بسم الله الرحمن الرحيم
Si le Qur’an, qui s’adresse aussi bien aux Jinn qu’aux hommes, est exclusivement matériel1, et pas invisible/imaginaire, c’est tout simplement qu’il procède du Ruh2, que le Ruh est déposé (insufflé) par ALLAH ﷻ dans le corps adamique3, et que le Jinni n’y a donc accès que par son conjoint corporel adamique.
C’est d’ailleurs la raison pour laquelle les Jinn non incorporés n’ont d’autre moyen d’accès à La Parole d’ALLAH ﷻ que de se rapprocher des hommes (qui La détiennent, La gardent, La récitent, La propagent) — voire de les intégrer, de les posséder (même si c’est rarement pour profiter du Qur’an qu’un Jinni non incorporé vient envahir une Nafs, mais plutôt pour l’égarer4 — et c’est la raison pour laquelle les Jinn croyants, dotés d’un minimum d’Adab, ne se permettent pas ce viol, et observent scrupuleusement avec leurs mentors humains une distance respectueuse ; même si on trouve parmi eux quelques bourrins pas encore éduqués, qui dans un premier temps entrent sans frapper, mais finissent par sortir assez rapidement car les Jinn résidents, croyants, les ont mis au pas sans délai, usant de leur autorité morale sur ces rustres).
1 On appréhende le Qur’an par les sens : sa lecture se fait par les yeux et la langue, son audition se fait par les oreilles, et sa mémorisation et sa méditation passent nécessairement par ces étapes sensibles — et cette dimension sensible du Qur’an en fait bien une création.
2 Le Qur’an procède de Ruh comme fruit de l’arbre sacré, béni, par quoi Se manifeste ALLAH ﷻ pour guider (et c’est bien par son Ruh que Sayyidina Muhammad ﷺ a reçu de Jibril ce fruit délicieux qu’est la révélation) — quand Il utilise, pour égarer, l’arbre maudit « Zaqqum », l’arbre du fruit défendu qui procède du Shayt. (Car tout vient d’ALLAH ﷻ, Qui a créé le bien et le mal — l’arbre de la Connaissance et l’arbre de l’égarement ; et s’Il veut égarer une créature qui n’a pas l’intention de retourner à LUI (voire qui a clairement l’intention de LUI tourner le dos), Il laisse le libre arbitre de cette créature se gaver, se repaître à satiété des fruits de cet arbre qu’il met bien en évidence sous son nez en mode : « C’est bien ça que tu veux ? Sûr ? Ça te plaît ? Et bien vas-y, fais-toi plaisir, mange ! Mais ne viens pas te plaindre après, Je t’aurai prévenu… » ; et cela passe donc par le Shayt, qui est chargé de ce travail de prise en charge des récalcitrants qui ont choisi de ne pas Le choisir — et ce travail consiste à proposer en permanence les fruits défendus de l’arbre Zaqqum, un peu comme un dealer essaye de refourguer sa came en sortie de boîte.)

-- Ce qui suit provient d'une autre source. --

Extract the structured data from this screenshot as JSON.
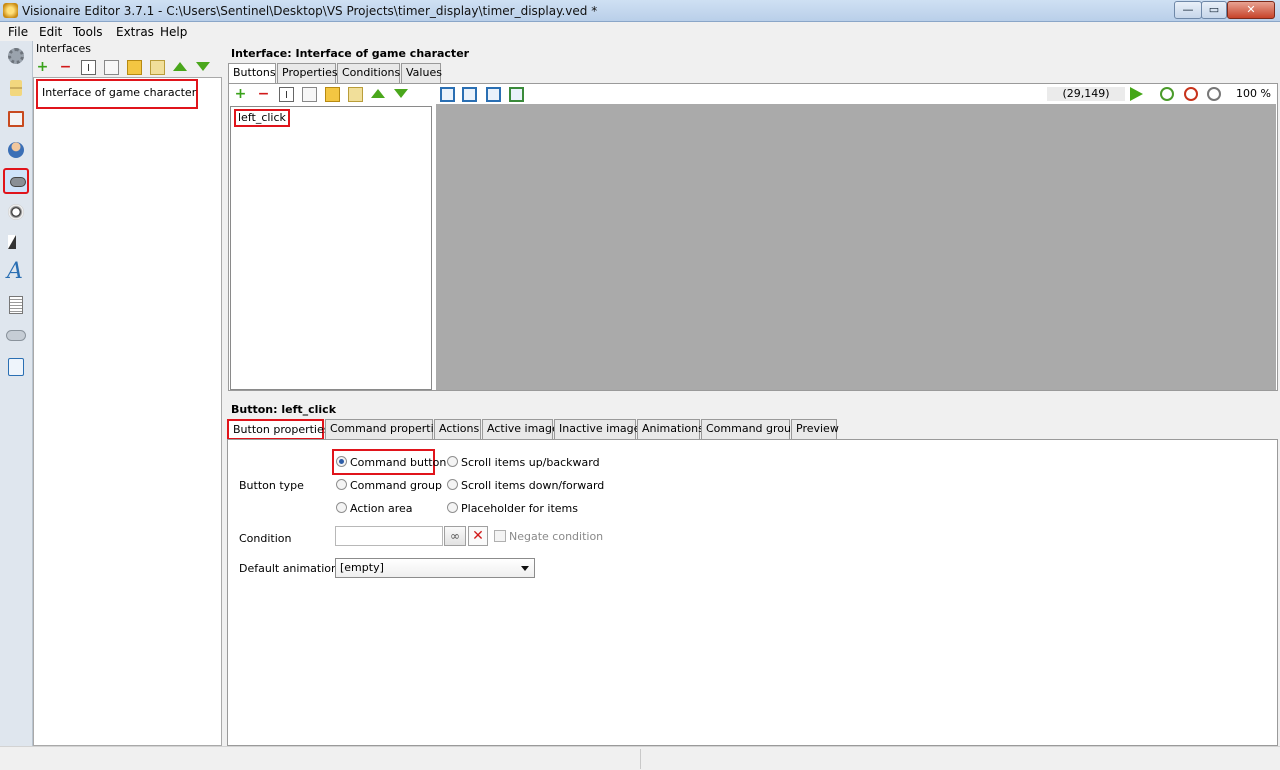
{
  "window": {
    "title": "Visionaire Editor 3.7.1 - C:\\Users\\Sentinel\\Desktop\\VS Projects\\timer_display\\timer_display.ved *",
    "minimize": "—",
    "maximize": "▭",
    "close": "✕"
  },
  "menu": [
    "File",
    "Edit",
    "Tools",
    "Extras",
    "Help"
  ],
  "sidebar_icons": [
    "gear-icon",
    "hourglass-icon",
    "house-icon",
    "character-icon",
    "gamepad-icon",
    "ball-icon",
    "cursor-icon",
    "font-icon",
    "text-document-icon",
    "weather-icon",
    "script-icon"
  ],
  "interfaces": {
    "label": "Interfaces",
    "items": [
      "Interface of game character"
    ]
  },
  "interface_panel": {
    "title": "Interface: Interface of game character",
    "tabs": [
      "Buttons",
      "Properties",
      "Conditions",
      "Values"
    ],
    "buttons": [
      "left_click"
    ],
    "coords": "(29,149)",
    "zoom": "100 %"
  },
  "button_panel": {
    "title": "Button: left_click",
    "tabs": [
      "Button properties",
      "Command properties",
      "Actions",
      "Active image",
      "Inactive image",
      "Animations",
      "Command group",
      "Preview"
    ],
    "button_type_label": "Button type",
    "radios_col1": [
      "Command button",
      "Command group",
      "Action area"
    ],
    "radios_col2": [
      "Scroll items up/backward",
      "Scroll items down/forward",
      "Placeholder for items"
    ],
    "selected_radio": "Command button",
    "condition_label": "Condition",
    "condition_value": "",
    "negate_label": "Negate condition",
    "default_animation_label": "Default animation",
    "default_animation_value": "[empty]"
  },
  "colors": {
    "highlight": "#e0141b",
    "canvas": "#aaaaaa",
    "accent_green": "#3aa21b"
  }
}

3 Le corps adamique, on le rappelle, est la partie matérielle de ce couple qu’est Nafs, la partie purement spirituelle étant le Jinni.
4 Une possession n’est jamais que le partage d’un corps adamique par plusieurs Jinn, dont un seul est légitime quand le (ou les autres) est (sont) un (des) squatteur(s) tyrannique(s) et mal intentionné(s) (et généralement invité(s) par Nafs — par jeu, défiance, stupidité, dans le cadre de pratiques douteuses comme le spiritisme, le Ouija…) : on se retrouve ainsi avec une Nafs non plus bipolaire, bicéphale (corps + Jinni légitime), mais multipolaire, multicéphale (corps + Jinni légitime + Jinn(i) intrus) — et là réside l’explication de bien des troubles psychiques (schizophrénie, trouble dissociatif de l’identité…) ; on note que les Jinn possesseurs n’investissent généralement pas les plus fins ni les plus croyants des hommes, normalement préparés à ce type d’agression, mais qu’ils doivent saisir l’opportunité d’une invitation quand elle se présente (soit émanant du sujet lui-même — et ça n’est généralement pas le couteau le plus affûté du tiroir —, soit émanant d’un sorcier parmi les hommes qui a besoin d’un nervis parmi les Jinn pour manipuler un sujet).